The power of higher learning

The power of higher learning

< Back to Articles | Topics: Member Profile | Contributors: Joey Fitzpatrick | This is a guest post from Metro Care and Share Society
(Member since 2015) | Published: November 1, 2019

This is a guest post from Metro Care and Share Society
(Member since 2015)

In his more than three decades of philanthropy Mel Boutilier has met many people and heard many stories. But some memories stand out above the rest. He remembers meeting one client at the Parker Street Food Bank, a young lady who had lost faith in her own potential. She was a high school dropout and her own mother had told her to forget about getting an education because she was unlikely to amount to anything.

“We told her she could become something — she could take courses and start right now. This went on for months,” Boutilier recalls. “Then one day she came in and told us she had signed up to study for her GED.”

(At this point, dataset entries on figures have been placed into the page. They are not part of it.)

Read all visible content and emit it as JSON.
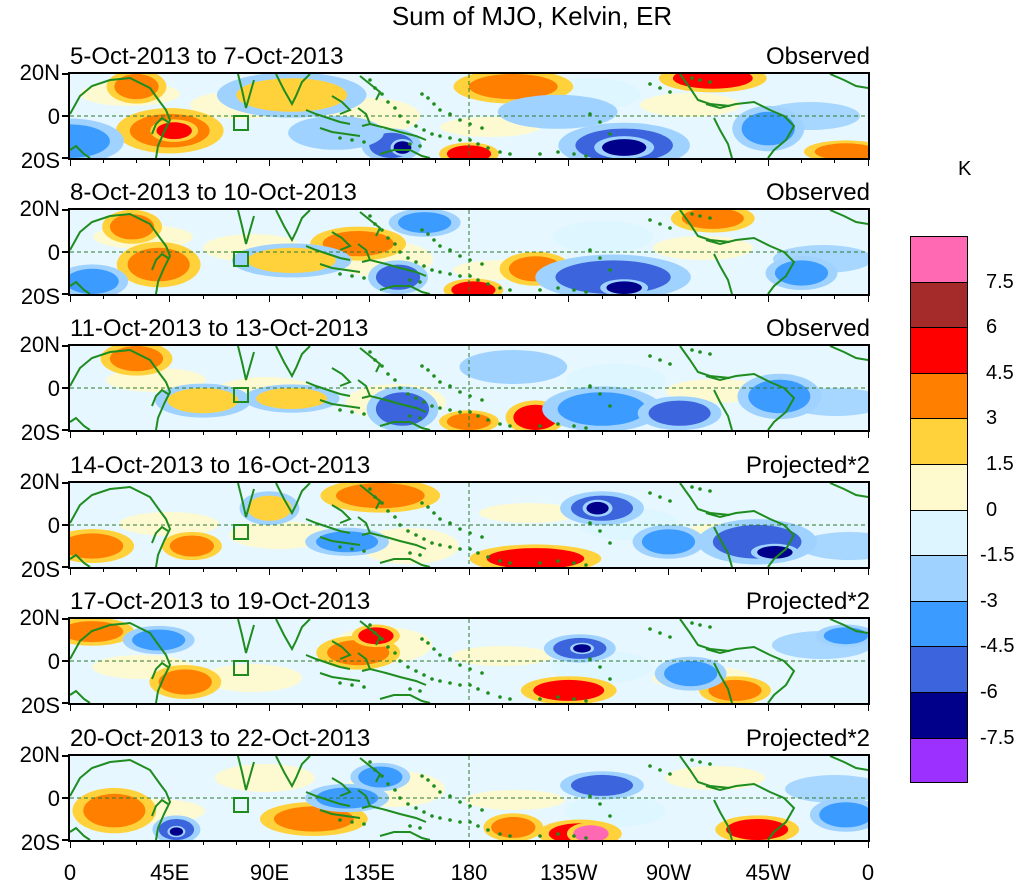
{
  "figure": {
    "title": "Sum of MJO, Kelvin, ER",
    "unit": "K"
  },
  "y_axis": {
    "labels": [
      "20N",
      "0",
      "20S"
    ]
  },
  "x_axis": {
    "labels": [
      "0",
      "45E",
      "90E",
      "135E",
      "180",
      "135W",
      "90W",
      "45W",
      "0"
    ],
    "longitudes": [
      0,
      45,
      90,
      135,
      180,
      225,
      270,
      315,
      360
    ]
  },
  "panels": [
    {
      "date_range": "5-Oct-2013 to 7-Oct-2013",
      "status": "Observed"
    },
    {
      "date_range": "8-Oct-2013 to 10-Oct-2013",
      "status": "Observed"
    },
    {
      "date_range": "11-Oct-2013 to 13-Oct-2013",
      "status": "Observed"
    },
    {
      "date_range": "14-Oct-2013 to 16-Oct-2013",
      "status": "Projected*2"
    },
    {
      "date_range": "17-Oct-2013 to 19-Oct-2013",
      "status": "Projected*2"
    },
    {
      "date_range": "20-Oct-2013 to 22-Oct-2013",
      "status": "Projected*2"
    }
  ],
  "colorbar": {
    "labels": [
      "7.5",
      "6",
      "4.5",
      "3",
      "1.5",
      "0",
      "-1.5",
      "-3",
      "-4.5",
      "-6",
      "-7.5"
    ],
    "colors": [
      "#ff69b4",
      "#a52a2a",
      "#ff0000",
      "#ff7f00",
      "#ffd23c",
      "#fffacd",
      "#dcf5ff",
      "#a0d2ff",
      "#3c9bff",
      "#3c64dc",
      "#00008b",
      "#9b30ff"
    ]
  },
  "map_colors": {
    "coast": "#1e8c1e",
    "equator_line": "#2d7a2d"
  },
  "blobs": [
    [
      {
        "lon": 45,
        "lat": -7,
        "rx": 18,
        "ry": 8,
        "c": "#ff7f00"
      },
      {
        "lon": 47,
        "lat": -7,
        "rx": 8,
        "ry": 4,
        "c": "#ff0000"
      },
      {
        "lon": 30,
        "lat": 14,
        "rx": 10,
        "ry": 6,
        "c": "#ff7f00"
      },
      {
        "lon": 0,
        "lat": -12,
        "rx": 18,
        "ry": 8,
        "c": "#3c9bff"
      },
      {
        "lon": 100,
        "lat": 10,
        "rx": 25,
        "ry": 8,
        "c": "#ffd23c"
      },
      {
        "lon": 145,
        "lat": -14,
        "rx": 10,
        "ry": 6,
        "c": "#3c64dc"
      },
      {
        "lon": 150,
        "lat": -15,
        "rx": 4,
        "ry": 3,
        "c": "#00008b"
      },
      {
        "lon": 180,
        "lat": -18,
        "rx": 10,
        "ry": 4,
        "c": "#ff0000"
      },
      {
        "lon": 200,
        "lat": 14,
        "rx": 20,
        "ry": 6,
        "c": "#ff7f00"
      },
      {
        "lon": 250,
        "lat": -14,
        "rx": 22,
        "ry": 8,
        "c": "#3c64dc"
      },
      {
        "lon": 250,
        "lat": -15,
        "rx": 10,
        "ry": 4,
        "c": "#00008b"
      },
      {
        "lon": 290,
        "lat": 18,
        "rx": 18,
        "ry": 5,
        "c": "#ff0000"
      },
      {
        "lon": 315,
        "lat": -6,
        "rx": 12,
        "ry": 8,
        "c": "#3c9bff"
      },
      {
        "lon": 350,
        "lat": -17,
        "rx": 14,
        "ry": 4,
        "c": "#ff7f00"
      },
      {
        "lon": 120,
        "lat": -8,
        "rx": 16,
        "ry": 6,
        "c": "#a0d2ff"
      },
      {
        "lon": 220,
        "lat": 2,
        "rx": 20,
        "ry": 6,
        "c": "#a0d2ff"
      }
    ],
    [
      {
        "lon": 40,
        "lat": -6,
        "rx": 14,
        "ry": 8,
        "c": "#ff7f00"
      },
      {
        "lon": 28,
        "lat": 12,
        "rx": 10,
        "ry": 6,
        "c": "#ff7f00"
      },
      {
        "lon": 10,
        "lat": -14,
        "rx": 12,
        "ry": 6,
        "c": "#3c9bff"
      },
      {
        "lon": 130,
        "lat": 4,
        "rx": 16,
        "ry": 6,
        "c": "#ff7f00"
      },
      {
        "lon": 148,
        "lat": -12,
        "rx": 10,
        "ry": 6,
        "c": "#3c64dc"
      },
      {
        "lon": 182,
        "lat": -18,
        "rx": 10,
        "ry": 4,
        "c": "#ff0000"
      },
      {
        "lon": 210,
        "lat": -8,
        "rx": 12,
        "ry": 6,
        "c": "#ff7f00"
      },
      {
        "lon": 245,
        "lat": -12,
        "rx": 26,
        "ry": 8,
        "c": "#3c64dc"
      },
      {
        "lon": 250,
        "lat": -17,
        "rx": 8,
        "ry": 3,
        "c": "#00008b"
      },
      {
        "lon": 290,
        "lat": 16,
        "rx": 14,
        "ry": 5,
        "c": "#ff7f00"
      },
      {
        "lon": 330,
        "lat": -10,
        "rx": 12,
        "ry": 6,
        "c": "#3c9bff"
      },
      {
        "lon": 160,
        "lat": 14,
        "rx": 12,
        "ry": 5,
        "c": "#3c9bff"
      },
      {
        "lon": 100,
        "lat": -4,
        "rx": 20,
        "ry": 6,
        "c": "#ffd23c"
      }
    ],
    [
      {
        "lon": 30,
        "lat": 14,
        "rx": 12,
        "ry": 6,
        "c": "#ff7f00"
      },
      {
        "lon": 100,
        "lat": -5,
        "rx": 16,
        "ry": 5,
        "c": "#ffd23c"
      },
      {
        "lon": 150,
        "lat": -10,
        "rx": 12,
        "ry": 8,
        "c": "#3c64dc"
      },
      {
        "lon": 180,
        "lat": -16,
        "rx": 10,
        "ry": 4,
        "c": "#ff7f00"
      },
      {
        "lon": 210,
        "lat": -14,
        "rx": 10,
        "ry": 6,
        "c": "#ff0000"
      },
      {
        "lon": 240,
        "lat": -10,
        "rx": 20,
        "ry": 8,
        "c": "#3c9bff"
      },
      {
        "lon": 275,
        "lat": -12,
        "rx": 14,
        "ry": 6,
        "c": "#3c64dc"
      },
      {
        "lon": 320,
        "lat": -4,
        "rx": 14,
        "ry": 8,
        "c": "#3c9bff"
      },
      {
        "lon": 200,
        "lat": 10,
        "rx": 18,
        "ry": 6,
        "c": "#a0d2ff"
      },
      {
        "lon": 60,
        "lat": -6,
        "rx": 16,
        "ry": 6,
        "c": "#ffd23c"
      }
    ],
    [
      {
        "lon": 10,
        "lat": -10,
        "rx": 14,
        "ry": 6,
        "c": "#ff7f00"
      },
      {
        "lon": 55,
        "lat": -10,
        "rx": 10,
        "ry": 5,
        "c": "#ff7f00"
      },
      {
        "lon": 140,
        "lat": 14,
        "rx": 20,
        "ry": 6,
        "c": "#ff7f00"
      },
      {
        "lon": 125,
        "lat": -8,
        "rx": 14,
        "ry": 5,
        "c": "#3c9bff"
      },
      {
        "lon": 210,
        "lat": -16,
        "rx": 22,
        "ry": 5,
        "c": "#ff0000"
      },
      {
        "lon": 240,
        "lat": 8,
        "rx": 14,
        "ry": 6,
        "c": "#3c64dc"
      },
      {
        "lon": 238,
        "lat": 8,
        "rx": 5,
        "ry": 3,
        "c": "#00008b"
      },
      {
        "lon": 310,
        "lat": -8,
        "rx": 20,
        "ry": 8,
        "c": "#3c64dc"
      },
      {
        "lon": 318,
        "lat": -13,
        "rx": 8,
        "ry": 3,
        "c": "#00008b"
      },
      {
        "lon": 270,
        "lat": -8,
        "rx": 12,
        "ry": 6,
        "c": "#3c9bff"
      },
      {
        "lon": 90,
        "lat": 8,
        "rx": 10,
        "ry": 6,
        "c": "#ffd23c"
      }
    ],
    [
      {
        "lon": 10,
        "lat": 14,
        "rx": 14,
        "ry": 5,
        "c": "#ff7f00"
      },
      {
        "lon": 52,
        "lat": -10,
        "rx": 12,
        "ry": 6,
        "c": "#ff7f00"
      },
      {
        "lon": 40,
        "lat": 10,
        "rx": 12,
        "ry": 5,
        "c": "#3c9bff"
      },
      {
        "lon": 130,
        "lat": 4,
        "rx": 14,
        "ry": 6,
        "c": "#ff7f00"
      },
      {
        "lon": 138,
        "lat": 12,
        "rx": 8,
        "ry": 4,
        "c": "#ff0000"
      },
      {
        "lon": 225,
        "lat": -14,
        "rx": 16,
        "ry": 5,
        "c": "#ff0000"
      },
      {
        "lon": 230,
        "lat": 6,
        "rx": 12,
        "ry": 5,
        "c": "#3c64dc"
      },
      {
        "lon": 231,
        "lat": 6,
        "rx": 4,
        "ry": 2,
        "c": "#00008b"
      },
      {
        "lon": 300,
        "lat": -14,
        "rx": 12,
        "ry": 5,
        "c": "#ff7f00"
      },
      {
        "lon": 280,
        "lat": -6,
        "rx": 12,
        "ry": 6,
        "c": "#3c9bff"
      },
      {
        "lon": 350,
        "lat": 12,
        "rx": 10,
        "ry": 4,
        "c": "#3c9bff"
      }
    ],
    [
      {
        "lon": 20,
        "lat": -6,
        "rx": 14,
        "ry": 8,
        "c": "#ff7f00"
      },
      {
        "lon": 48,
        "lat": -15,
        "rx": 8,
        "ry": 5,
        "c": "#3c64dc"
      },
      {
        "lon": 48,
        "lat": -16,
        "rx": 3,
        "ry": 2,
        "c": "#00008b"
      },
      {
        "lon": 110,
        "lat": -10,
        "rx": 18,
        "ry": 6,
        "c": "#ff7f00"
      },
      {
        "lon": 125,
        "lat": 0,
        "rx": 14,
        "ry": 5,
        "c": "#3c9bff"
      },
      {
        "lon": 230,
        "lat": -17,
        "rx": 14,
        "ry": 5,
        "c": "#ff0000"
      },
      {
        "lon": 235,
        "lat": -17,
        "rx": 8,
        "ry": 4,
        "c": "#ff69b4"
      },
      {
        "lon": 240,
        "lat": 6,
        "rx": 14,
        "ry": 5,
        "c": "#3c64dc"
      },
      {
        "lon": 310,
        "lat": -15,
        "rx": 14,
        "ry": 5,
        "c": "#ff0000"
      },
      {
        "lon": 200,
        "lat": -14,
        "rx": 10,
        "ry": 5,
        "c": "#ff7f00"
      },
      {
        "lon": 350,
        "lat": -8,
        "rx": 12,
        "ry": 6,
        "c": "#3c9bff"
      },
      {
        "lon": 140,
        "lat": 10,
        "rx": 10,
        "ry": 5,
        "c": "#3c9bff"
      }
    ]
  ]
}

It was some time later that Boutilier and his wife were special guests at a graduation ceremony where the same young woman was the valedictorian as she received her GED.

“So many young people just need someone to have faith in them,” Boutilier says. “They just need the encouragement.”

Boutilier has always been an advocate for expanding access to education. He started the Parker Street Food Bank in 1983, which was later moved to Maynard Street, while retaining its original name.

“We expanded it to include a classroom with 12 computer stations for people on social assistance,” he recalls. “We had a full-time instructor.”

Through his work at the food bank Boutilier met many families who had school-aged children, but who lacked the resources to support their higher education once they finished high school.

“The families wanted so badly for their children to continue their education,” he recalls. “But so many of them were dropping out and doing odd jobs or not doing anything.”

It was a little more than four years ago that Boutilier put a committee together to see what could be done. At the time he had a registered charity with the name Metro Care and Share already in place, bringing trailers of Florida citrus to Nova Scotia, but that program had ceased activity a few years previously when the high exchange rate made it untenable.

“I checked with the Registry of Joint Stock Companies to see if that name had been taken by somebody and when we learned it hadn’t we took it back,” he recalls. “We put together a board, did all the paperwork and applied to Canada Revenue Agency for a tax number.”

Metro Care and Share Society (MCSS) was established in 2015 as a charity to help youth from low income families attend university and college in Nova Scotia. Its signature program, the Halifax Scholars Program, provides financial assistance for application fees, tuition, textbooks, living and transportation expenses. Students accepted into the program also receive a range of interactive services, including mentoring, to ensure their academic and vocational success. A committee assesses the applications and students must meet certain academic criteria to be eligible.

MCSS currently has 10 students participating in the Halifax Scholars Program. Five are enrolled at Saint Mary’s University, two are enrolled at Dalhousie University, one at Saint Anne and two at St.FX.

All MCSS scholars have their own compelling stories to tell. Nisha Adhikari spent the first years of her life in a refugee camp in Nepal and came to Canada when she was eight years old. She remembers losing many of her friends and out of that experience grew a strong desire to help others in need. Along with a full course load in her Bachelor of Science in Nursing at St.FX, Adhikari now volunteers where her schedule permits. She helps raise funds for MCSS to pay for her and her fellow scholars’ tuition and living costs for the school year.

MSCC is continuously fundraising to support its current and future scholars. The entrance to its property on Agricola Street is like a small general store, with a range of non-perishable items for sale. The merchandise is courtesy of one of MCSS’s corporate partners.

“They give us a steady supply of both new products and damaged cartons,” Boutilier explains. That operation helps pay for MCSS’s overhead, so that any money donated goes directly to the students.

“It costs an average of $13,000 to put one of our scholars through university each year. A gift of any amount goes a long way to make this possible.”